Zulip Chat Archive

Stream: Is there code for X?

Topic: casting a function

Jovan Gerbscheid (Jun 05 2024 at 00:43):

Does the following lemma exist? Does it even hold?

theorem cast_apply {α : Type u} {β β' : Type v} (f : α → β) (h : β = β') (a : α) :
    cast h (f a) = (cast (h ▸ rfl) f : α → β') a

I ended up with a goal that could be closed by this lemma when trying to prove something.

Kim Morrison (Jun 05 2024 at 00:58):

The rule of thumb with such questions is: if by cases h; rfl works, then it's true, otherwise not!

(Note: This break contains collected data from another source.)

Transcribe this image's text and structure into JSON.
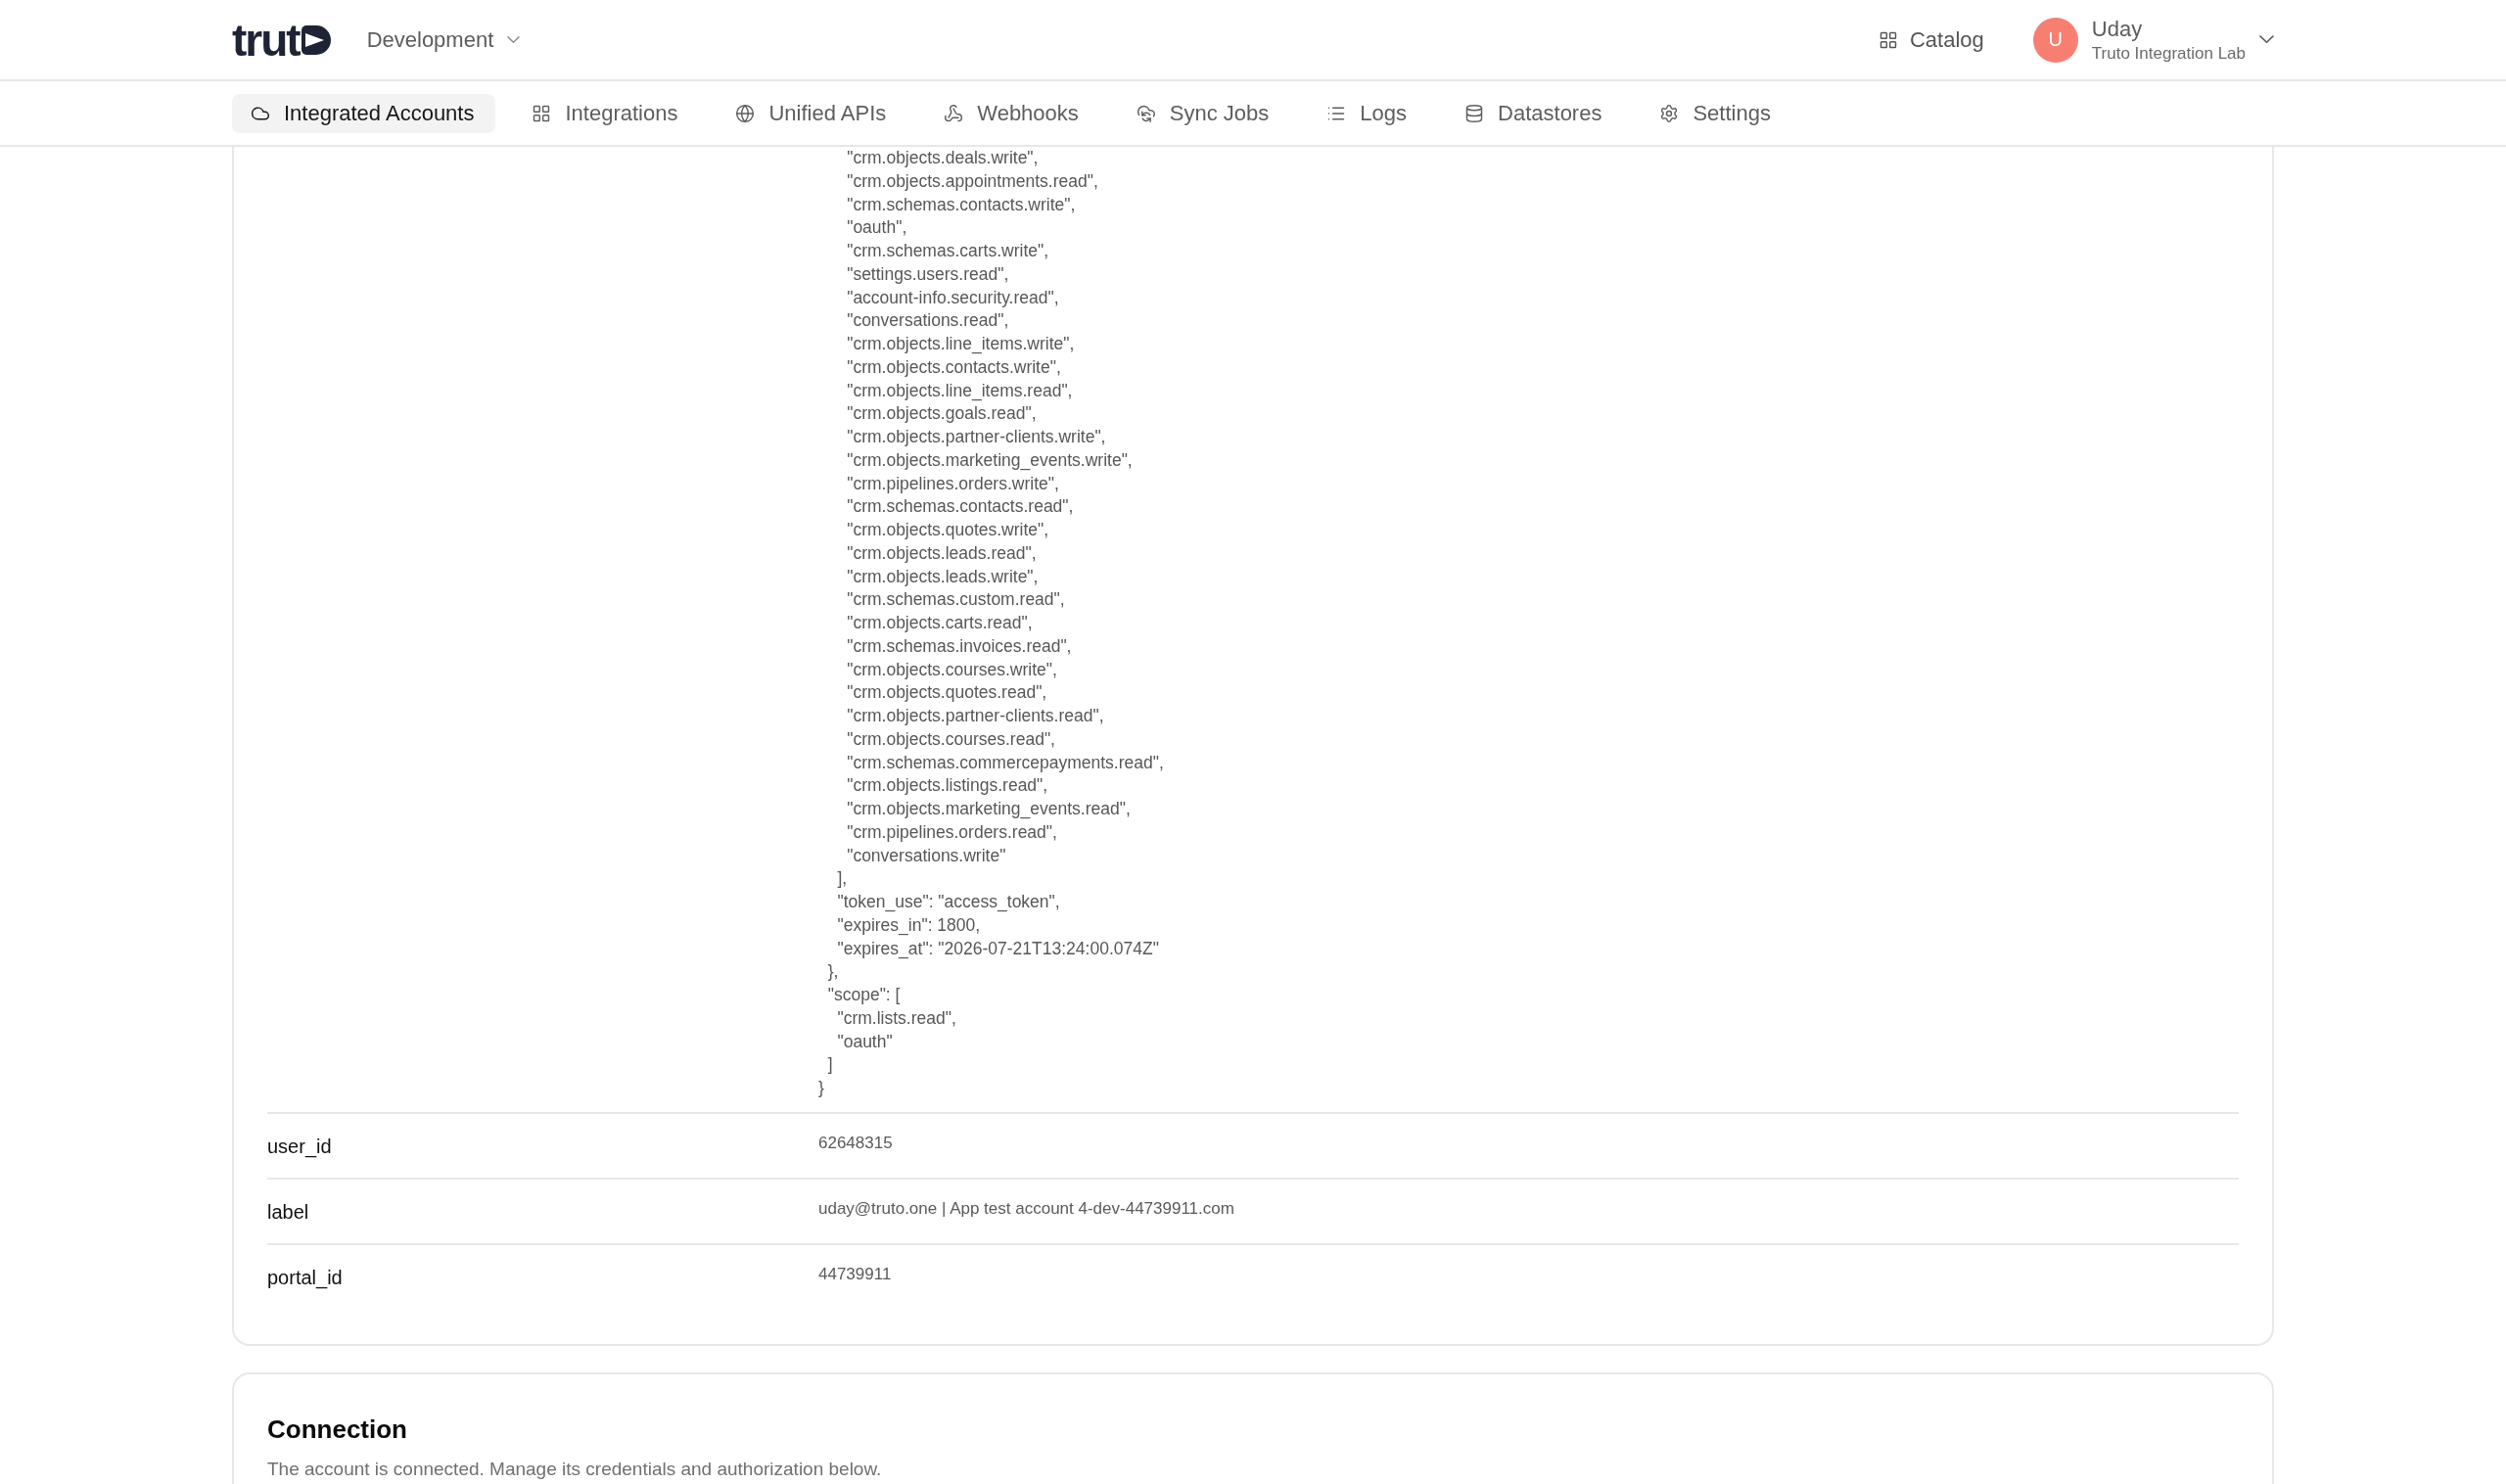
{
  "header": {
    "logo": "trut",
    "environment": "Development",
    "catalog": "Catalog",
    "user": {
      "initial": "U",
      "name": "Uday",
      "organization": "Truto Integration Lab"
    }
  },
  "nav_tabs": [
    {
      "label": "Integrated Accounts",
      "selected": true
    },
    {
      "label": "Integrations",
      "selected": false
    },
    {
      "label": "Unified APIs",
      "selected": false
    },
    {
      "label": "Webhooks",
      "selected": false
    },
    {
      "label": "Sync Jobs",
      "selected": false
    },
    {
      "label": "Logs",
      "selected": false
    },
    {
      "label": "Datastores",
      "selected": false
    },
    {
      "label": "Settings",
      "selected": false
    }
  ],
  "details_card": {
    "rows": [
      {
        "kind": "code",
        "lines": [
          "      \"crm.objects.deals.write\",",
          "      \"crm.objects.appointments.read\",",
          "      \"crm.schemas.contacts.write\",",
          "      \"oauth\",",
          "      \"crm.schemas.carts.write\",",
          "      \"settings.users.read\",",
          "      \"account-info.security.read\",",
          "      \"conversations.read\",",
          "      \"crm.objects.line_items.write\",",
          "      \"crm.objects.contacts.write\",",
          "      \"crm.objects.line_items.read\",",
          "      \"crm.objects.goals.read\",",
          "      \"crm.objects.partner-clients.write\",",
          "      \"crm.objects.marketing_events.write\",",
          "      \"crm.pipelines.orders.write\",",
          "      \"crm.schemas.contacts.read\",",
          "      \"crm.objects.quotes.write\",",
          "      \"crm.objects.leads.read\",",
          "      \"crm.objects.leads.write\",",
          "      \"crm.schemas.custom.read\",",
          "      \"crm.objects.carts.read\",",
          "      \"crm.schemas.invoices.read\",",
          "      \"crm.objects.courses.write\",",
          "      \"crm.objects.quotes.read\",",
          "      \"crm.objects.partner-clients.read\",",
          "      \"crm.objects.courses.read\",",
          "      \"crm.schemas.commercepayments.read\",",
          "      \"crm.objects.listings.read\",",
          "      \"crm.objects.marketing_events.read\",",
          "      \"crm.pipelines.orders.read\",",
          "      \"conversations.write\"",
          "    ],",
          "    \"token_use\": \"access_token\",",
          "    \"expires_in\": 1800,",
          "    \"expires_at\": \"2026-07-21T13:24:00.074Z\"",
          "  },",
          "  \"scope\": [",
          "    \"crm.lists.read\",",
          "    \"oauth\"",
          "  ]",
          "}"
        ]
      },
      {
        "kind": "field",
        "key": "user_id",
        "value": "62648315"
      },
      {
        "kind": "field",
        "key": "label",
        "value": "uday@truto.one | App test account 4-dev-44739911.com"
      },
      {
        "kind": "field",
        "key": "portal_id",
        "value": "44739911"
      }
    ]
  },
  "connection_card": {
    "title": "Connection",
    "description": "The account is connected. Manage its credentials and authorization below."
  }
}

Jovan Gerbscheid (Jun 05 2024 at 01:42):

Ah, thanks, this proved it!

It turned out I needed a more complicated version, which is also proved in the same way:

theorem cast_apply {α α' : Type u} {β β' : Type v} (f : α → β) (h : β = β') (a : α) (a' : α') (h' : HEq a a') :
    cast h (f a) = (cast (by cases h; cases h'; rfl) f : α' → β') a'

Is there also a nice way to prove this kind of goal when the proof in the cast is some complicated expression? Proving this very specific lemma for one use case is a bit awkward.

Kim Morrison (Jun 05 2024 at 02:00):

You could try generalize on the complicate expression, to make it a hypothesis you can then call cases on.

Jovan Gerbscheid (Jun 06 2024 at 20:46):

The complicated expression was generated by a tactic, so not really something I'd be able to explicitly write down (something similar to Fin (n+1) and Fin (1+n) being equal by ring_nf). When I managed to generalize it, the cases tactic failed. In the end I had to rewrite my statement in order to avoid a cast altogether.

I think it could be useful to have a tactic that can solve an equality goal where the terms themselves are exactly the same, but they involve some different casts.

Last updated: May 02 2025 at 03:31 UTC